I would argue that it is many books, written by an author with Multiple Personality Disorder. There is Goldberg the revisionist historian, Goldberg the outraged conservative child, and Goldberg the troll.
...The most effective chapter is "Woodrow Wilson and the Birth of Liberal Fascism." Goldberg catches Wilson, Herbert Croly (the founder of The New Republic), Walter Lippmann, and other famous progressives of the World War I era with their hands in the fascist cookie jar. ...Above all, they saw war and military conscription as a positive force for molding citizenship and speeding the pace of progress.
I think that the rise of strong centralized governments that took place between 1850 and 1950 in many countries is an interesting phenomenon. I am enough of a technological determinist to believe that it had something to do with railroads and the telegraph (and later the automobile and the telephone), which made central authority easier to implement and more difficult to evade.
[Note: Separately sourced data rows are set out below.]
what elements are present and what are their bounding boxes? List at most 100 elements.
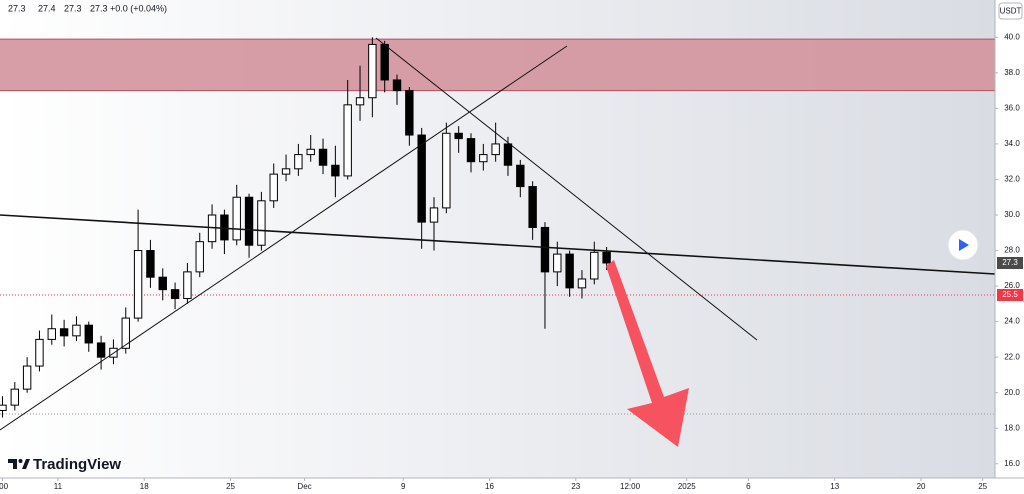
candle-body bbox=[442, 132, 451, 209]
candle-body bbox=[133, 250, 143, 319]
x-tick-label: 20 bbox=[917, 482, 926, 491]
y-tick-label: 30.0 bbox=[1004, 210, 1020, 219]
y-tick-label: 40.0 bbox=[1004, 32, 1020, 41]
candle-body bbox=[466, 138, 476, 163]
x-tick-label: 12:00 bbox=[620, 482, 641, 491]
x-tick-label: 16 bbox=[485, 482, 494, 491]
candle-body bbox=[183, 271, 192, 300]
brand-name: TradingView bbox=[33, 456, 121, 473]
x-tick-label: 13 bbox=[830, 482, 839, 491]
candle-body bbox=[417, 134, 426, 223]
y-tick-label: 38.0 bbox=[1004, 68, 1020, 77]
resistance-zone bbox=[0, 39, 995, 91]
candle-body bbox=[540, 226, 550, 273]
y-tick-label: 20.0 bbox=[1004, 388, 1020, 397]
header-close: 27.3 +0.0 (+0.04%) bbox=[90, 3, 167, 13]
candle-body bbox=[72, 324, 81, 337]
candle-body bbox=[244, 196, 254, 246]
y-tick-label: 18.0 bbox=[1004, 423, 1020, 432]
forecast-arrow bbox=[606, 260, 689, 447]
x-tick-label: Dec bbox=[297, 482, 311, 491]
candle-body bbox=[392, 79, 402, 92]
candle-body bbox=[0, 404, 7, 411]
candle-body bbox=[343, 104, 352, 177]
x-tick-label: 11 bbox=[54, 482, 63, 491]
candle-body bbox=[454, 132, 463, 140]
header-low: 27.3 bbox=[64, 3, 82, 13]
candle-body bbox=[59, 328, 69, 337]
logo-mark bbox=[18, 459, 23, 463]
y-tick-label: 34.0 bbox=[1004, 139, 1020, 148]
candle-body bbox=[553, 253, 562, 273]
header-open: 27.3 bbox=[8, 3, 26, 13]
x-tick-label: :00 bbox=[0, 482, 9, 491]
price-label: 27.3 bbox=[1002, 258, 1018, 267]
x-tick-label: 9 bbox=[401, 482, 406, 491]
candle-body bbox=[479, 154, 488, 163]
x-tick-label: 18 bbox=[140, 482, 149, 491]
trend-line bbox=[0, 45, 568, 431]
candle-body bbox=[590, 251, 599, 280]
candle-body bbox=[84, 324, 93, 344]
x-tick-label: 23 bbox=[571, 482, 580, 491]
candle-body bbox=[146, 250, 155, 278]
candle-body bbox=[503, 143, 513, 166]
y-tick-label: 26.0 bbox=[1004, 281, 1020, 290]
candle-body bbox=[269, 173, 278, 202]
candle-body bbox=[318, 148, 328, 166]
x-tick-label: 25 bbox=[978, 482, 987, 491]
candle-body bbox=[170, 289, 180, 300]
candle-body bbox=[195, 241, 204, 273]
y-tick-label: 28.0 bbox=[1004, 246, 1020, 255]
candle-body bbox=[121, 317, 130, 349]
candle-body bbox=[10, 388, 19, 406]
x-tick-label: 2025 bbox=[678, 482, 696, 491]
play-icon bbox=[959, 239, 969, 251]
candle-body bbox=[528, 186, 537, 228]
currency: USDT bbox=[1000, 7, 1022, 16]
candle-body bbox=[47, 328, 56, 340]
candle-body bbox=[306, 148, 315, 156]
time-axis bbox=[0, 478, 1024, 494]
candle-body bbox=[516, 164, 525, 188]
drawings bbox=[0, 37, 996, 447]
candle-body bbox=[405, 90, 414, 136]
price-label: 25.5 bbox=[1002, 290, 1018, 299]
candle-body bbox=[355, 97, 365, 106]
price-axis bbox=[995, 0, 1024, 494]
candle-body bbox=[380, 43, 389, 81]
candle-body bbox=[158, 276, 167, 291]
y-tick-label: 16.0 bbox=[1004, 459, 1020, 468]
candle-body bbox=[257, 200, 266, 246]
header-high: 27.4 bbox=[38, 3, 56, 13]
y-tick-label: 36.0 bbox=[1004, 104, 1020, 113]
y-tick-label: 32.0 bbox=[1004, 175, 1020, 184]
brand-logo: TradingView bbox=[8, 456, 121, 473]
y-tick-label: 22.0 bbox=[1004, 352, 1020, 361]
candle-body bbox=[565, 253, 574, 289]
candle-body bbox=[232, 196, 241, 241]
candle-body bbox=[491, 143, 500, 156]
candle-body bbox=[281, 168, 291, 175]
price-label-box bbox=[997, 256, 1023, 269]
candle-body bbox=[368, 43, 377, 99]
candle-body bbox=[22, 365, 32, 390]
candle-body bbox=[35, 338, 44, 367]
logo-mark bbox=[22, 459, 30, 469]
candle-body bbox=[331, 164, 340, 177]
trend-line bbox=[0, 214, 996, 275]
candle-body bbox=[602, 251, 611, 264]
y-tick-label: 24.0 bbox=[1004, 317, 1020, 326]
candle-body bbox=[577, 278, 587, 289]
logo-mark bbox=[8, 459, 17, 469]
trend-line bbox=[375, 37, 758, 341]
candle-body bbox=[96, 342, 106, 358]
candle-body bbox=[294, 154, 303, 170]
x-tick-label: 6 bbox=[746, 482, 751, 491]
price-label-box bbox=[997, 288, 1023, 301]
candle-body bbox=[429, 207, 439, 223]
currency-box[interactable] bbox=[998, 2, 1023, 20]
x-tick-label: 25 bbox=[226, 482, 235, 491]
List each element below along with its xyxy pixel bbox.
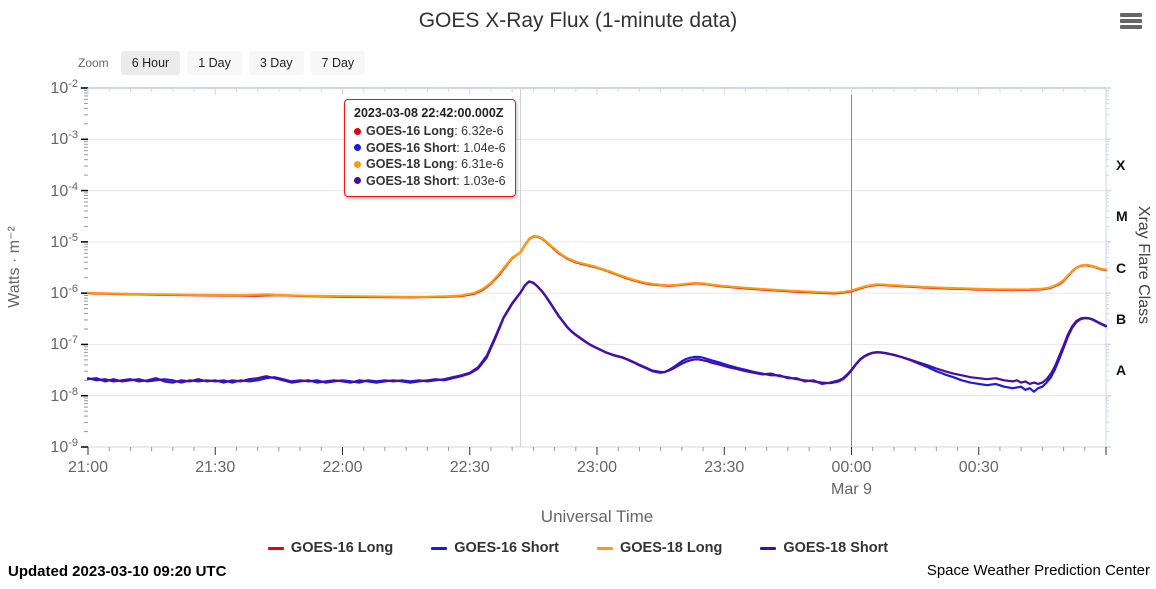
legend-line-icon — [597, 546, 613, 550]
legend-item-goes-16-long[interactable]: GOES-16 Long — [267, 540, 394, 556]
x-axis-tick-label: 00:30 — [958, 459, 999, 476]
legend-item-goes-16-short[interactable]: GOES-16 Short — [431, 540, 559, 556]
tooltip-series-value: : 6.31e-6 — [454, 157, 504, 171]
right-axis-title: Xray Flare Class — [1135, 205, 1152, 325]
series-marker-icon — [354, 144, 361, 152]
tooltip-row: GOES-16 Long: 6.32e-6 — [354, 123, 506, 140]
chart-tooltip: 2023-03-08 22:42:00.000Z GOES-16 Long: 6… — [344, 99, 516, 197]
flare-class-label-a: A — [1116, 362, 1127, 379]
y-axis-title: Watts · m⁻² — [6, 226, 23, 308]
tooltip-timestamp: 2023-03-08 22:42:00.000Z — [354, 106, 504, 120]
y-axis-tick-label: 10-2 — [50, 77, 78, 98]
legend-line-icon — [267, 546, 284, 550]
series-line-goes-18-long[interactable] — [86, 234, 1108, 298]
x-axis-day-label: Mar 9 — [831, 481, 872, 498]
y-axis-tick-label: 10-4 — [50, 180, 78, 200]
tooltip-series-value: : 6.32e-6 — [454, 124, 504, 138]
tooltip-series-name: GOES-18 Short — [366, 173, 457, 188]
x-axis-tick-label: 22:00 — [322, 459, 363, 476]
series-line-goes-18-short[interactable] — [86, 280, 1108, 385]
legend-label: GOES-16 Long — [290, 540, 394, 556]
zoom-label: Zoom — [78, 56, 109, 70]
flare-class-label-x: X — [1116, 156, 1126, 173]
tooltip-row: GOES-16 Short: 1.04e-6 — [354, 140, 506, 157]
legend-label: GOES-18 Short — [783, 540, 889, 556]
x-axis-tick-label: 22:30 — [449, 459, 490, 476]
tooltip-row: GOES-18 Long: 6.31e-6 — [354, 156, 506, 173]
zoom-button-3-day[interactable]: 3 Day — [248, 51, 304, 75]
tooltip-series-name: GOES-16 Long — [366, 124, 455, 138]
series-marker-icon — [354, 177, 361, 185]
series-marker-icon — [354, 160, 361, 168]
zoom-button-7-day[interactable]: 7 Day — [310, 51, 366, 75]
y-axis-tick-label: 10-9 — [50, 436, 78, 457]
x-axis-tick-label: 00:00 — [831, 459, 872, 476]
legend-line-icon — [431, 546, 448, 550]
y-axis-tick-label: 10-5 — [50, 231, 78, 252]
y-axis-tick-label: 10-8 — [50, 385, 78, 405]
tooltip-series-name: GOES-18 Long — [366, 157, 455, 171]
tooltip-series-value: : 1.03e-6 — [456, 173, 506, 188]
range-selector: Zoom 6 Hour 1 Day 3 Day 7 Day — [78, 51, 372, 75]
y-axis-tick-label: 10-6 — [50, 282, 78, 303]
tooltip-series-name: GOES-16 Short — [366, 140, 457, 155]
legend-item-goes-18-long[interactable]: GOES-18 Long — [597, 540, 722, 556]
flare-class-label-c: C — [1116, 259, 1127, 276]
tooltip-series-value: : 1.04e-6 — [456, 140, 506, 155]
plot-area — [80, 87, 1111, 455]
flare-class-label-m: M — [1116, 208, 1128, 225]
updated-timestamp: Updated 2023-03-10 09:20 UTC — [8, 563, 227, 580]
zoom-button-6-hour[interactable]: 6 Hour — [120, 51, 181, 75]
legend-label: GOES-18 Long — [620, 540, 723, 556]
chart-legend: GOES-16 Long GOES-16 Short GOES-18 Long GOE… — [0, 540, 1156, 556]
x-axis-tick-label: 21:00 — [67, 459, 109, 476]
y-axis-tick-label: 10-3 — [50, 129, 78, 149]
y-axis-tick-label: 10-7 — [50, 334, 78, 354]
flare-class-label-b: B — [1116, 310, 1127, 327]
series-line-goes-16-short[interactable] — [86, 280, 1108, 393]
series-marker-icon — [354, 127, 361, 135]
legend-item-goes-18-short[interactable]: GOES-18 Short — [760, 540, 888, 556]
x-axis-tick-label: 23:30 — [704, 459, 745, 476]
zoom-button-1-day[interactable]: 1 Day — [187, 51, 242, 75]
source-credit: Space Weather Prediction Center — [926, 562, 1150, 579]
tooltip-row: GOES-18 Short: 1.03e-6 — [354, 173, 506, 190]
page-title: GOES X-Ray Flux (1-minute data) — [418, 9, 738, 32]
x-axis-tick-label: 23:00 — [576, 459, 618, 476]
hamburger-menu-icon[interactable] — [1120, 13, 1142, 31]
x-axis-tick-label: 21:30 — [195, 459, 236, 476]
legend-label: GOES-16 Short — [454, 540, 559, 556]
x-axis-title: Universal Time — [540, 507, 654, 526]
legend-line-icon — [760, 546, 777, 550]
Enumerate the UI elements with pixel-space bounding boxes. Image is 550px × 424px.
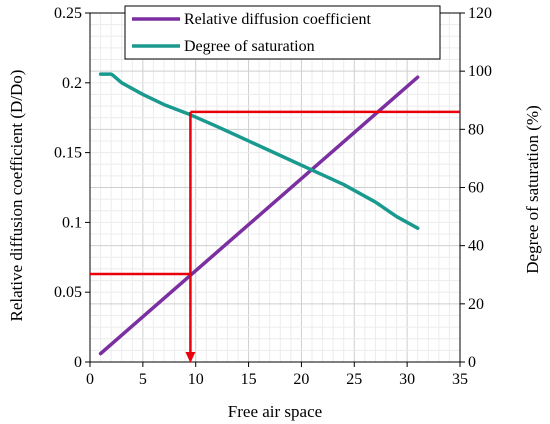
y-right-tick-label: 60 <box>468 180 484 197</box>
x-tick-label: 20 <box>293 371 309 388</box>
y-right-axis-title: Degree of saturation (%) <box>523 105 542 274</box>
y-right-tick-label: 100 <box>468 63 492 80</box>
y-left-tick-label: 0.15 <box>54 145 82 162</box>
y-right-tick-label: 20 <box>468 296 484 313</box>
x-tick-label: 15 <box>241 371 257 388</box>
legend: Relative diffusion coefficient Degree of… <box>124 5 441 60</box>
legend-label-relative-diffusion: Relative diffusion coefficient <box>184 11 371 28</box>
x-tick-label: 0 <box>86 371 94 388</box>
series-line-relative-diffusion <box>98 75 420 356</box>
x-tick-label: 25 <box>346 371 362 388</box>
y-left-tick-label: 0.25 <box>54 5 82 22</box>
ticks: 0 5 10 15 20 25 30 3500.050.10.150.20.250204060… <box>54 5 492 388</box>
y-left-axis-title: Relative diffusion coefficient (D/Do) <box>7 70 26 322</box>
x-axis-title: Free air space <box>228 402 322 421</box>
y-left-tick-label: 0.2 <box>62 75 82 92</box>
y-right-tick-label: 120 <box>468 5 492 22</box>
legend-box <box>124 5 441 60</box>
annotation-layer <box>90 110 460 363</box>
y-right-tick-label: 80 <box>468 121 484 138</box>
x-tick-label: 30 <box>399 371 415 388</box>
grid <box>89 12 461 363</box>
y-right-tick-label: 40 <box>468 238 484 255</box>
y-left-tick-label: 0 <box>74 354 82 371</box>
series-line-degree-of-saturation <box>98 72 420 230</box>
legend-label-degree-of-saturation: Degree of saturation <box>184 38 315 55</box>
x-tick-label: 35 <box>452 371 468 388</box>
x-tick-label: 5 <box>139 371 147 388</box>
guide-arrowhead <box>185 352 196 363</box>
y-left-tick-label: 0.05 <box>54 284 82 301</box>
y-right-tick-label: 0 <box>468 354 476 371</box>
y-left-tick-label: 0.1 <box>62 214 82 231</box>
x-tick-label: 10 <box>188 371 204 388</box>
series-layer <box>98 72 420 356</box>
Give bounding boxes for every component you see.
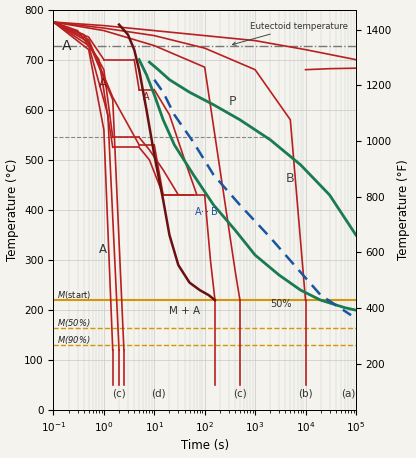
- Text: (b): (b): [298, 388, 313, 398]
- Text: Eutectoid temperature: Eutectoid temperature: [233, 22, 348, 45]
- Text: $M$(90%): $M$(90%): [57, 334, 90, 346]
- Text: B: B: [285, 172, 294, 185]
- X-axis label: Time (s): Time (s): [181, 439, 229, 453]
- Text: A: A: [99, 243, 107, 256]
- Text: A: A: [62, 38, 72, 53]
- Text: (c): (c): [233, 388, 247, 398]
- Y-axis label: Temperature (°C): Temperature (°C): [5, 159, 19, 261]
- Text: M + A: M + A: [169, 306, 201, 316]
- Text: (a): (a): [341, 388, 355, 398]
- Text: (d): (d): [151, 388, 166, 398]
- Text: A: A: [99, 77, 107, 90]
- Text: 50%: 50%: [270, 299, 292, 309]
- Text: $M$(start): $M$(start): [57, 289, 91, 301]
- Text: $M$(50%): $M$(50%): [57, 316, 90, 329]
- Text: A: A: [143, 92, 150, 102]
- Y-axis label: Temperature (°F): Temperature (°F): [397, 159, 411, 260]
- Text: P: P: [229, 95, 236, 108]
- Text: A$\cdot\cdot$B: A$\cdot\cdot$B: [193, 205, 218, 217]
- Text: (c): (c): [112, 388, 126, 398]
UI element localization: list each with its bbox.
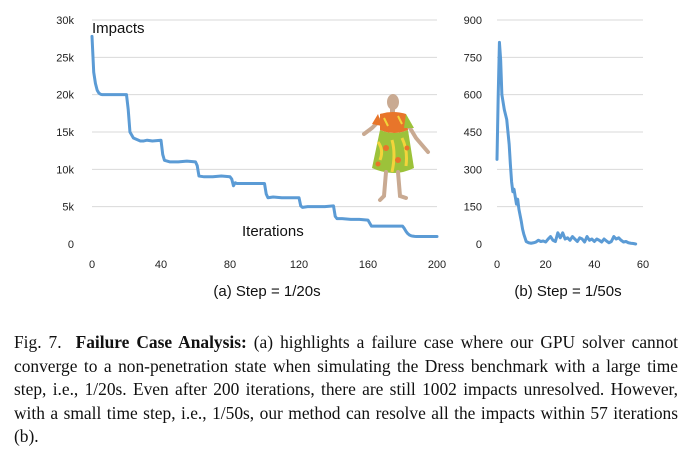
chart-a-y-tick-label: 0 xyxy=(68,239,74,251)
chart-b-impacts-line xyxy=(495,40,638,246)
chart-b-y-tick-label: 600 xyxy=(464,90,482,102)
chart-b-x-tick-label: 40 xyxy=(588,259,600,271)
chart-b-y-tick-label: 0 xyxy=(476,239,482,251)
chart-b-step-1-50s: 0 150 300 450 600 750 900 0 20 40 60 (b) Step = 1… xyxy=(464,15,649,300)
chart-a-step-1-20s: 0 5k 10k 15k 20k 25k 30k 0 40 80 120 160 200 Impact… xyxy=(56,15,446,300)
chart-a-x-tick-label: 200 xyxy=(428,259,446,271)
dress-mannequin-image xyxy=(362,94,430,202)
caption-label: Fig. 7. xyxy=(14,332,62,352)
chart-a-y-tick-label: 5k xyxy=(62,202,74,214)
chart-a-x-tick-label: 40 xyxy=(155,259,167,271)
chart-a-y-tick-label: 15k xyxy=(56,127,74,139)
chart-a-x-tick-label: 120 xyxy=(290,259,308,271)
chart-b-x-tick-label: 0 xyxy=(494,259,500,271)
chart-a-y-tick-label: 10k xyxy=(56,164,74,176)
chart-b-y-tick-label: 750 xyxy=(464,52,482,64)
chart-b-gridlines xyxy=(497,19,643,208)
chart-a-y-ticks: 0 5k 10k 15k 20k 25k 30k xyxy=(56,15,74,251)
caption-bold-title: Failure Case Analysis: xyxy=(75,332,247,352)
chart-a-subcaption: (a) Step = 1/20s xyxy=(213,283,320,300)
chart-b-x-tick-label: 60 xyxy=(637,259,649,271)
caption-text: (a) highlights a failure case where our … xyxy=(14,332,678,446)
chart-b-y-ticks: 0 150 300 450 600 750 900 xyxy=(464,15,482,251)
chart-a-x-ticks: 0 40 80 120 160 200 xyxy=(89,259,446,271)
chart-a-y-tick-label: 30k xyxy=(56,15,74,27)
chart-b-x-ticks: 0 20 40 60 xyxy=(494,259,649,271)
chart-b-y-tick-label: 450 xyxy=(464,127,482,139)
chart-b-subcaption: (b) Step = 1/50s xyxy=(514,283,621,300)
chart-b-y-tick-label: 900 xyxy=(464,15,482,27)
chart-a-y-tick-label: 25k xyxy=(56,52,74,64)
chart-a-x-label: Iterations xyxy=(242,223,304,240)
chart-a-x-tick-label: 160 xyxy=(359,259,377,271)
chart-a-gridlines xyxy=(92,19,437,208)
chart-a-x-tick-label: 0 xyxy=(89,259,95,271)
chart-b-y-tick-label: 150 xyxy=(464,202,482,214)
chart-a-y-label: Impacts xyxy=(92,20,145,37)
chart-a-y-tick-label: 20k xyxy=(56,90,74,102)
chart-a-impacts-line xyxy=(90,34,439,239)
chart-b-x-tick-label: 20 xyxy=(540,259,552,271)
figure-caption: Fig. 7. Failure Case Analysis: (a) highl… xyxy=(14,331,678,449)
chart-b-y-tick-label: 300 xyxy=(464,164,482,176)
chart-a-x-tick-label: 80 xyxy=(224,259,236,271)
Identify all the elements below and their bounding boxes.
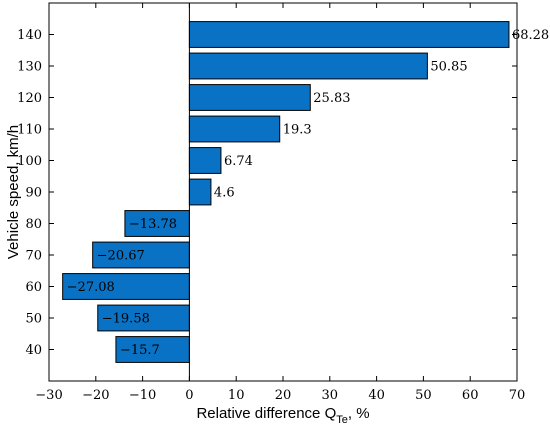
data-label-90: 4.6 [214,186,235,201]
y-ticks: 40 50 60 70 80 90 100 110 120 130 140 [17,28,517,358]
y-tick-label-130: 130 [17,60,42,75]
x-tick-label-1: −20 [82,388,109,403]
x-tick-label-5: 20 [275,388,292,403]
data-label-80: −13.78 [129,217,177,232]
x-tick-label-10: 70 [509,388,526,403]
data-labels: −15.7 −19.58 −27.08 −20.67 −13.78 4.6 6.74 19.3… [67,28,550,358]
x-axis-title: Relative difference QTe, % [196,405,369,426]
x-tick-label-2: −10 [129,388,156,403]
bar-70 [92,241,190,269]
bar-110 [188,115,281,143]
data-label-100: 6.74 [224,154,253,169]
y-tick-label-140: 140 [17,28,42,43]
bar-100 [188,147,222,174]
y-tick-label-80: 80 [25,217,42,232]
data-label-40: −15.7 [120,343,160,358]
y-tick-label-60: 60 [25,280,42,295]
y-tick-label-110: 110 [17,123,42,138]
data-label-120: 25.83 [313,91,350,106]
x-tick-label-7: 40 [368,388,385,403]
bar-140 [188,21,510,48]
bar-90 [188,178,212,206]
bar-80 [124,210,190,237]
bars-group [62,21,510,363]
x-tick-label-6: 30 [322,388,339,403]
x-tick-label-0: −30 [35,388,62,403]
x-tick-label-9: 60 [462,388,479,403]
data-label-140: 68.28 [512,28,549,43]
bar-40 [115,336,190,363]
data-label-50: −19.58 [102,312,150,327]
data-label-60: −27.08 [67,280,115,295]
y-tick-label-120: 120 [17,91,42,106]
x-ticks: −30 −20 −10 0 10 20 30 40 50 60 70 [35,3,525,403]
x-tick-label-4: 10 [228,388,245,403]
bar-130 [188,52,428,80]
x-tick-label-8: 50 [415,388,432,403]
y-tick-label-50: 50 [25,312,42,327]
bar-120 [188,84,311,111]
bar-50 [97,304,190,332]
data-label-130: 50.85 [430,60,467,75]
y-tick-label-90: 90 [25,186,42,201]
data-label-110: 19.3 [283,123,312,138]
x-tick-label-3: 0 [185,388,193,403]
y-axis-title: Vehicle speed, km/h [5,125,22,259]
y-tick-label-40: 40 [25,343,42,358]
y-tick-label-100: 100 [17,154,42,169]
data-label-70: −20.67 [97,249,145,264]
y-tick-label-70: 70 [25,249,42,264]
It also had something to do with cinema, microphones, and radio, which facilitated mass propaganda.
Given the technological environment, the ideologies that emerged--Nazism, socialism, and progressivism--all had a strong centralizing flavor. Goldberg makes an important contribution in pointing out common elements, notwithstanding the aspects of the book that I found unsatisfying.
For more on the book, there is an online interview of Jonah Goldberg by Will Wilkinson. Apparently, I am not the only one who found the chapter on the Woodrow Wilson era the most compelling.